Your Orthopedic Specialists in Potsdam

For more than 20 years we have been surgeons and orthopedics for our patients in Potsdam. Many years of experience and the wide-ranged training of each of us offers you an optimal spectrum of treatment.

Although every colleague has a specialty, we are all able to cover the entire spectrum of orthopedic and trauma surgery. A major advantage of this situation is that usually two colleagues do their consultations in parallel and so we try to find a solution together in difficult cases.

In addition to the small surgical procedures in local anaesthesia that take place daily during our lunch time, we can perform slightly larger surgical procedures that include a general anesthesia. These operations are made on thursdays in our own operating area accompanied by an experienced anesthesiologist.

However, not all operations can be done in our location. To lead through joint arthroscopies or fracture supplies special equipment is needed that is only in stock in clinics. For this reason we have a cooperation with the Klinik Schöneberg, Berlin. There all bigger surgical treatments take place under stationary conditions. The necessary preparations are carried out within our consultation hours and in cooperation with your local doctors.

Spinal surgery and endoprothetic procedures are performed by Dr. Markart and PD Dr. Muschik at Charité-Campus Benjamin Franklin in Berlin-Steglitz. Both colleagues worked there for a long time as senior doctors.

Charité is one of the largest university hospitals in Europe. All of our clinical care, research and teaching is delivered by physicians and researchers of the highest international standard. Charité proudly lays claim to more than half of all German Nobel Prize winners in Physiology or Medicine, including Emil von Behring, Robert Koch, and Paul Ehrlich. Charité is internationally renowned for its excellence in teaching and training. Charité – Universitätsmedizin Berlin represents a single medical faculty, which serves both Humboldt Universität zu Berlin and Freie Universität in Berlin. Charité extends over four campuses and has close to 100 different Departments and Institutes, which make up a total of 17 different CharitéCenters. In 2010, the Charité had a 300-year history.
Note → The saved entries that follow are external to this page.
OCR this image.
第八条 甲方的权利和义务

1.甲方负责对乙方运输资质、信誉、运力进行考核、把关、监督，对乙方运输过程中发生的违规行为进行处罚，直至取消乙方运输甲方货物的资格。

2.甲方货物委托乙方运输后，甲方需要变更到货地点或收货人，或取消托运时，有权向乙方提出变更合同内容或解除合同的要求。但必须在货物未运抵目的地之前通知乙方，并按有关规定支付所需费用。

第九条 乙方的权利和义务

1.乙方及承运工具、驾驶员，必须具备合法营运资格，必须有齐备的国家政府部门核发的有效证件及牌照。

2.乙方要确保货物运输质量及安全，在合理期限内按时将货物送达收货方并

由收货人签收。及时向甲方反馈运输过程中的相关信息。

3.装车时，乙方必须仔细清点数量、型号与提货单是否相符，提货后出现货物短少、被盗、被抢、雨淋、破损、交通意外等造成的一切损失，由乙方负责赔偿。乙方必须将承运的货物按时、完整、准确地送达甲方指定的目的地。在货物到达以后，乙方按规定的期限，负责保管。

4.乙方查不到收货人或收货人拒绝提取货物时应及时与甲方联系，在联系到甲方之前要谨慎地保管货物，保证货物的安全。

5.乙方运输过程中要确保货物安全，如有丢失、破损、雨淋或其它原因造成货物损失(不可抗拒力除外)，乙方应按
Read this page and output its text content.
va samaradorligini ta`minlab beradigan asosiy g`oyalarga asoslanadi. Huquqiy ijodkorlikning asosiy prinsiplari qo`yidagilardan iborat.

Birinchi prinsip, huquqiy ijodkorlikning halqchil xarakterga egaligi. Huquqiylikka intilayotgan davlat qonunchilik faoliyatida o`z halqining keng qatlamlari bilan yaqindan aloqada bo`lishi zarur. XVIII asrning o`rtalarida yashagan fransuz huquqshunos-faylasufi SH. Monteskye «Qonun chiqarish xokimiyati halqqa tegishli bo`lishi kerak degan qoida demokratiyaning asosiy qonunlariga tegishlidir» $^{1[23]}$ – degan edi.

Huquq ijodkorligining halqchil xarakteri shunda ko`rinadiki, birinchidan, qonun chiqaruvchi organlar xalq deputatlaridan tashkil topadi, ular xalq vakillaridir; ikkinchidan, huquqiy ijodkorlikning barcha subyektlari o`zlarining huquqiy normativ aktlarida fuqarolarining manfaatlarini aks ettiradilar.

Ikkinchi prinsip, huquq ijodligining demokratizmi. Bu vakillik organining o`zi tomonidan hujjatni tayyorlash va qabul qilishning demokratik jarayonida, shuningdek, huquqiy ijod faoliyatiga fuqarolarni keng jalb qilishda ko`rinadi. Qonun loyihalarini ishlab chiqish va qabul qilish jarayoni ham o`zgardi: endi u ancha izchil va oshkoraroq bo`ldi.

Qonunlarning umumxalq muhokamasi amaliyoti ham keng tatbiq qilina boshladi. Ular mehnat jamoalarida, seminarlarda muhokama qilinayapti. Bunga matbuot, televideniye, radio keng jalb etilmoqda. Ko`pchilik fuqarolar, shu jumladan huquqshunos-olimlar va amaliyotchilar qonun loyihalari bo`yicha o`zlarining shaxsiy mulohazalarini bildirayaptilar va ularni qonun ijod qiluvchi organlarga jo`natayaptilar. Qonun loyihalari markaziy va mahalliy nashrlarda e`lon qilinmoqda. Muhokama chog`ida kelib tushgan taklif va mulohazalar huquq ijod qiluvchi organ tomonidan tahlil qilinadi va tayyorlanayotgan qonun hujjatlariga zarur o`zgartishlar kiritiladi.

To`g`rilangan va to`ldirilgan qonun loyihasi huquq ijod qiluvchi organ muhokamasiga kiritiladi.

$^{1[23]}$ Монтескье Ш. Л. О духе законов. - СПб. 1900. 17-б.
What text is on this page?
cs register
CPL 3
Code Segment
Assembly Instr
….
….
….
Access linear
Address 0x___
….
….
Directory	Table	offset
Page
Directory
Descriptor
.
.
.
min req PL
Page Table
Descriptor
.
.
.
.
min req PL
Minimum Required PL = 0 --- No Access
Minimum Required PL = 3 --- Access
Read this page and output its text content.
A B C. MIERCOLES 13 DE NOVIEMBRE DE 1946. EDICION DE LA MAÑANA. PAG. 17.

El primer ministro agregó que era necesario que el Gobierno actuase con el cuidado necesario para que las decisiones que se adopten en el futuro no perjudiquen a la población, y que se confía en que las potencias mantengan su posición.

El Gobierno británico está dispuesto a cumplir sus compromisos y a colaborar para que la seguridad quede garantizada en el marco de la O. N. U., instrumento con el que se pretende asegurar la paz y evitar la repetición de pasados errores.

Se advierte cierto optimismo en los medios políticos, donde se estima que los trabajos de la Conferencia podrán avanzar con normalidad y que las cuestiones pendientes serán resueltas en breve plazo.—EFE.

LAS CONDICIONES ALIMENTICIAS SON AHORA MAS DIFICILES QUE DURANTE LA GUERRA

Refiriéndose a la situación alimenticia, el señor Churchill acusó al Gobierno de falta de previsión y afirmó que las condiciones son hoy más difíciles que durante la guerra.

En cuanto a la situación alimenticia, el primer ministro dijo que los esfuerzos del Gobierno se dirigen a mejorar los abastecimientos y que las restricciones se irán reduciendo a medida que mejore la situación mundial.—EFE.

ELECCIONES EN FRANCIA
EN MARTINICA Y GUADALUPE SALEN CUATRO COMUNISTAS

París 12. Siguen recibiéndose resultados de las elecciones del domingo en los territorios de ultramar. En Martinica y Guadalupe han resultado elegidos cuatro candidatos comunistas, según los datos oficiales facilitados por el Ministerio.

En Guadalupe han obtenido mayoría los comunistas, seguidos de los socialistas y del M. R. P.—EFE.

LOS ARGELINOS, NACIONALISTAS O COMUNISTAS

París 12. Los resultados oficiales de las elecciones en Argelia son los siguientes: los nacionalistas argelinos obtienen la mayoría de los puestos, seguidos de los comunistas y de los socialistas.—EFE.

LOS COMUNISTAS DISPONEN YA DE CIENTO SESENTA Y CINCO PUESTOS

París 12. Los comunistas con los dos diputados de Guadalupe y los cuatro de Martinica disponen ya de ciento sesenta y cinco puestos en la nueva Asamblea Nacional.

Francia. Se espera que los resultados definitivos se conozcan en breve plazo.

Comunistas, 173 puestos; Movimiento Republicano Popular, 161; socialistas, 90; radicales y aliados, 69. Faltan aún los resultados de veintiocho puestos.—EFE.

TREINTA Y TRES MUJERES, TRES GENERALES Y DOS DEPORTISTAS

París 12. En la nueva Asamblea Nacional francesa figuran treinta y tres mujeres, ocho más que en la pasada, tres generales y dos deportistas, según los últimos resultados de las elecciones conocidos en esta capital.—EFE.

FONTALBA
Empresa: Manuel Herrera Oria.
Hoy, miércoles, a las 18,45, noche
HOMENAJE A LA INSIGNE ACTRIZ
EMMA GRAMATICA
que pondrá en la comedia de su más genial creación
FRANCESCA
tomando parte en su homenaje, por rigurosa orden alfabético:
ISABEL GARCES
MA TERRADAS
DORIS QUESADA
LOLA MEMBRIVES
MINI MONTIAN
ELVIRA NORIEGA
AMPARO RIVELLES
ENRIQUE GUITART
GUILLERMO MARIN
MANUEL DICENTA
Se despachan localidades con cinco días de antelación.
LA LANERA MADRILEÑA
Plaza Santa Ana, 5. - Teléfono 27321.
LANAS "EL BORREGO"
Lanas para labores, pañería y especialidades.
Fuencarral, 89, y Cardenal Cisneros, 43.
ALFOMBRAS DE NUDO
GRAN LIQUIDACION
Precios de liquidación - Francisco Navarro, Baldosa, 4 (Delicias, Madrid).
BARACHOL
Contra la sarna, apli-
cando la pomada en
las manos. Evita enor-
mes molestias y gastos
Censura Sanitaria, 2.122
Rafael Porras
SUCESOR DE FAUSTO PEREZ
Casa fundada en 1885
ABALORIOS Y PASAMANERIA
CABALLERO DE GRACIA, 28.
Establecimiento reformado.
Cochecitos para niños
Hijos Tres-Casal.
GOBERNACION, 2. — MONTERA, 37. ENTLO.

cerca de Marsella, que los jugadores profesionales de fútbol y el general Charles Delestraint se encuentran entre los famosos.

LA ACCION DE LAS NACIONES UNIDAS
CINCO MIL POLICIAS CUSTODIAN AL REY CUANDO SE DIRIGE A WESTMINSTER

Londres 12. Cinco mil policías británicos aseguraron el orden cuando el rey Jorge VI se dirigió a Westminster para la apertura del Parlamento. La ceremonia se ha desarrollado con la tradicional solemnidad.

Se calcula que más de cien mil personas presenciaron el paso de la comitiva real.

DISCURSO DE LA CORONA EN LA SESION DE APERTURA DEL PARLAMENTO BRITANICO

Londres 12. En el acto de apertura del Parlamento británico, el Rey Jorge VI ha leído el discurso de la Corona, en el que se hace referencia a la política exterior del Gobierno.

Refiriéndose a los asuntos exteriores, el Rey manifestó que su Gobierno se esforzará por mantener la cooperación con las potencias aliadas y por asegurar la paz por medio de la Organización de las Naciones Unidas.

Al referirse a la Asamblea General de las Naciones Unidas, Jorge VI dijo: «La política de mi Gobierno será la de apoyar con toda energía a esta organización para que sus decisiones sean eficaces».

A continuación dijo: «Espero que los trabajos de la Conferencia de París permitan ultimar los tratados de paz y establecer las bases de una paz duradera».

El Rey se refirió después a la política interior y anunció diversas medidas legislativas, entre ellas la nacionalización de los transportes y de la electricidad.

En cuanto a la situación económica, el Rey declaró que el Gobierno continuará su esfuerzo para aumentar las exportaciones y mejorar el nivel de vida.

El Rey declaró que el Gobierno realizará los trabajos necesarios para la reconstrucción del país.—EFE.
History of the Campus Benjamin Franklin

The division of Germany (and Berlin) into four occupational zones at the end of the Second World War resulted in Berlin’s former university (Friedrich-Wilhelms-Universität) being confined to the former Soviet sector, thus leaving the Western sector without a university. This situation was remedied when „Freie Universität Berlin“(literally meaning Free University Berlin) was founded in 1948.

As the new university’s medical faculty was initially based across various municipal hospitals, the decision was taken in 1958 to build a large new hospital complex. Construction work for Steglitz Hospital („Klinikum Steglitz“) began in 1959, and lasted until 1969. The U.S. contributed approximately one fifth of the total cost of the build, a gesture seen as “evidence of the United States’ interest in securing the future of Berlin”. As the first major hospital complex in Europe, the new building managed to combine all institutes, departments, and lecture theaters under one roof.

Over time, spatial constraints forced the relocation of various different institutes, which found new homes in both old and new buildings nearby. In 1994, the hospital was re-named the Benjamin Franklin University Hospital (UKBF) in recognition of the support received from the United States. At the time, the hospital was home to 36 research departments, and offered approximately 1,200 beds. In 2003, UKBF merged with Charité.

The operating area on the campus was completely renovated in 2017/2018 and it is now one of the most modern in Germany.